The farmer stared, and thought his new friend not quite so sound in his mental as he evidently was in his physical conformation, but replied, with a laugh, "Make yourself easy, then. I have only one niece, and she is married to an iron-monger and lives in Exeter."
On entering the farmhouse, Kenelm's host conducted him straight into the kitchen, and cried out, in a hearty voice, to a comely middle-aged dame, who, with a stout girl, was intent on culinary operations, "Hulloa! old woman, I have brought you a guest who has well earned his supper, for he has done the work of two, and I have promised him a bed."
The farmer's wife turned sharply round. "He is heartily welcome to supper. As to a bed," she said doubtfully, "I don't know." But here her eyes settled on Kenelm; and there was something in his aspect so unlike what she expected to see in an itinerant haymaker, that she involuntarily dropped a courtesy, and resumed, with a change of tone, "The gentleman shall have the guest-room: but it will take a little time to get ready; you know, John, all the furniture is covered up."

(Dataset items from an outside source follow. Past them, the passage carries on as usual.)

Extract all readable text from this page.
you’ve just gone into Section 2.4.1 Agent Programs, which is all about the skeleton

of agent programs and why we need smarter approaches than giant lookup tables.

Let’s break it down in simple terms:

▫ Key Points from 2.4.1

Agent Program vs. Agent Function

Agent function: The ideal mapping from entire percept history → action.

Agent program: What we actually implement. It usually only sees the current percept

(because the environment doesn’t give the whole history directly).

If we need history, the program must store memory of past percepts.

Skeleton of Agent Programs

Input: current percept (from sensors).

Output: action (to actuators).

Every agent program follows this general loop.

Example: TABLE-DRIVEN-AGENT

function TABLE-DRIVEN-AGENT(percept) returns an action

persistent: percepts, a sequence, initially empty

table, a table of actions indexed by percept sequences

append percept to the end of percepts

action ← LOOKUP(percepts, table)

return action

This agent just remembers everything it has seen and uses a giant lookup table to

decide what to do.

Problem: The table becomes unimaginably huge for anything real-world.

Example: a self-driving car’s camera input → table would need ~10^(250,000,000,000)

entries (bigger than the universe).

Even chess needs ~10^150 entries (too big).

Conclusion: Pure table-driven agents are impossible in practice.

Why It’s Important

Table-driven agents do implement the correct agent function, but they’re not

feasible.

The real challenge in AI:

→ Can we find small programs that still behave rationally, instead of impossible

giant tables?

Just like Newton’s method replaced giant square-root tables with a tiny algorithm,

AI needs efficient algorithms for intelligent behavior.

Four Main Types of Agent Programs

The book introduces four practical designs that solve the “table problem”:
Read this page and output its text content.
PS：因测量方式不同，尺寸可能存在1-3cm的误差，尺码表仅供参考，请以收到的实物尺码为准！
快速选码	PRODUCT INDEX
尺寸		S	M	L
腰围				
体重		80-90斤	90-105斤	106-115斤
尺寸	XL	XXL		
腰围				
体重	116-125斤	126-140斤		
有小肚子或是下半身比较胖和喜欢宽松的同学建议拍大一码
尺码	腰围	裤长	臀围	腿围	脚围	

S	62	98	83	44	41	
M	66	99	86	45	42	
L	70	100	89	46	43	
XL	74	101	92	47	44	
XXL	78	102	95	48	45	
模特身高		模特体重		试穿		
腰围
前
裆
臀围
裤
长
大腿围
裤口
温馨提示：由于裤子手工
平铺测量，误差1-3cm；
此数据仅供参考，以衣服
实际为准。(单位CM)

"Well, wife, there will be leisure eno' for that. He don't want to go to roost till he has supped."
"Certainly not," said Kenelm, sniffing a very agreeable odour.
"Where are the girls?" asked the farmer.
"They have been in these five minutes, and gone upstairs to tidy themselves."
"What girls?" faltered Kenelm, retreating towards the door. "I thought you said you had no nieces."
"But I did not say I had no daughters. Why, you are not afraid of them, are you?"
"Sir," replied Kenelm, with a polite and politic evasion of that question, "if your daughters are like their mother, you can't say that they are not dangerous."